Wright is hopeful that feeling will be taken to the next level come April 9.

“I think they’re set up to represent themselves great. Whatever that ends up scores-wise or round-wise … it’s out of our control once we get there,” Wright said. “Right now, it’s in our control, and it’s been in our control since we started rehearsing. That’s what we focus on: the process.”

“It’s way more competitive than anything we’ve ever done, so we really need to give 100 percent of what we got all the time,” Baglio said.

While that may sound clichéd, the point was driven home during Southern’s practice on March 19. The group ended the night by running through the show twice. After hours of practice, Wright told the group after the first run that the performance was impressively energetic. However, it was sloppy.

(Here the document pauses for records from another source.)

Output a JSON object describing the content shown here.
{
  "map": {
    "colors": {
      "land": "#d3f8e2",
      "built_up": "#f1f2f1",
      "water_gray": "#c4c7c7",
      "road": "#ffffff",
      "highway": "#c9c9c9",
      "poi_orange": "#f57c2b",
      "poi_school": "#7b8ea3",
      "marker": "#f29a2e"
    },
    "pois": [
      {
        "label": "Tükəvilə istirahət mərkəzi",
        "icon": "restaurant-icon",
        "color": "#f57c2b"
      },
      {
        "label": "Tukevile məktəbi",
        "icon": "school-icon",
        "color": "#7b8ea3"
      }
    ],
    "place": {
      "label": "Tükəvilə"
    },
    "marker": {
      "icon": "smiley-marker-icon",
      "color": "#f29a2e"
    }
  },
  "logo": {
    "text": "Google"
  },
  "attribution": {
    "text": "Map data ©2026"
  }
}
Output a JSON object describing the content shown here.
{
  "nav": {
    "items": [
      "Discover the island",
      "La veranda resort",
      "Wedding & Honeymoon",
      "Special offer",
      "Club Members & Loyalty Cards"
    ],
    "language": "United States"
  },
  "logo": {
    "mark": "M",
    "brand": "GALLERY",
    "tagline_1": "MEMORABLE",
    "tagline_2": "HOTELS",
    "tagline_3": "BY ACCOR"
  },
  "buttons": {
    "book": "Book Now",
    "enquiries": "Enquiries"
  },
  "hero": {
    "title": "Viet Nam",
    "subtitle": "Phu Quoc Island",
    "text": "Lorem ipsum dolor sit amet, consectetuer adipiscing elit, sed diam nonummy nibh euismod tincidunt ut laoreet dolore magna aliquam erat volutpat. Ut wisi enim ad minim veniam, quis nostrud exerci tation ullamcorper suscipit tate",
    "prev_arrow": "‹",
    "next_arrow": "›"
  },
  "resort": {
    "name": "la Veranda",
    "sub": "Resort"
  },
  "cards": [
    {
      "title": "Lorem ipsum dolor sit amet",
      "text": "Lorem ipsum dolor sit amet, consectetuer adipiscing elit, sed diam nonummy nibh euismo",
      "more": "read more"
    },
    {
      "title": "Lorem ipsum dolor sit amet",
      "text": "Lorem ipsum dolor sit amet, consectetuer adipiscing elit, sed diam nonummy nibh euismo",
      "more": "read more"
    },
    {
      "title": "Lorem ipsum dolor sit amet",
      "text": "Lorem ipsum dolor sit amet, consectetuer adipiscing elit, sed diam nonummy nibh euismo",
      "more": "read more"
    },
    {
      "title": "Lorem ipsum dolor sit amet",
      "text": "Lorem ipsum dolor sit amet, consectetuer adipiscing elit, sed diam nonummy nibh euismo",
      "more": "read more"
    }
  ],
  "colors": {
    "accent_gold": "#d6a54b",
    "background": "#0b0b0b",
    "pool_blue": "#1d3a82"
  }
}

“If you back down just a little bit, someone is going to beat you automatically,” Baglio said.

I love that quote.

Wright says having to drive constantly is the toughest part of the activity. He explained the staff always expects performance-quality effort, even when the group is practicing a few bars in the 9/10 gym on a Thursday night. Wright hopes his players understand and apply that mentality to every other aspect of their lives.

“Anyone can get up there and drum, but to put in the amount of time and effort that’s needed in this activity … it’s not easy,” he said.

Applying this mentality may be easy for a high school senior, but keep in mind this group features eighth-graders. Wright did say the staff gives the younger members parts appropriate for their age, and despite the hard work required, the drumline does have a high retention rate for new, young members.

Baglio considers these demands to be what makes indoor drumline such a great activity. It keeps him active during the winter months and prepares for the outdoor season. He says the buy-in from the group as a whole has been tremendous through the years. He feels this is a product of the show getting more difficult year by year, adding it allows the group to improve as musicians.

While this pressure has always been present, it’s been heightened in 2015 due to the upcoming trip to World Championships. This pressure applies to the staff as well, Wright said; they have been preparing for a possible 2015 trip to Dayton for three years now. This year’s program alone has been tinkered with by the staff since July.

“That’s marching band season. Some of us are from different schools. We were meeting on the side to come up with ideas for this program,” Wright said. “If you’re going to go to World Championships — not that your goal necessarily is to win — but, knowing that we’re taking to the national stage, we wanted to make sure that we represented ourselves, the school, the area’s marching circuits and community well. I think we’re going to do that.”

Interested in seeing the group instead of just reading about it? A preview show will be held on March 31 at 7:30 p.m. in the 11/12 gym.

Though the final few paragraphs could have used some flare, I knew this was going to be a major piece for this week’s issue. So, I tossed in a video for good measure. I kept thinking about the quickness of a snare drum tap.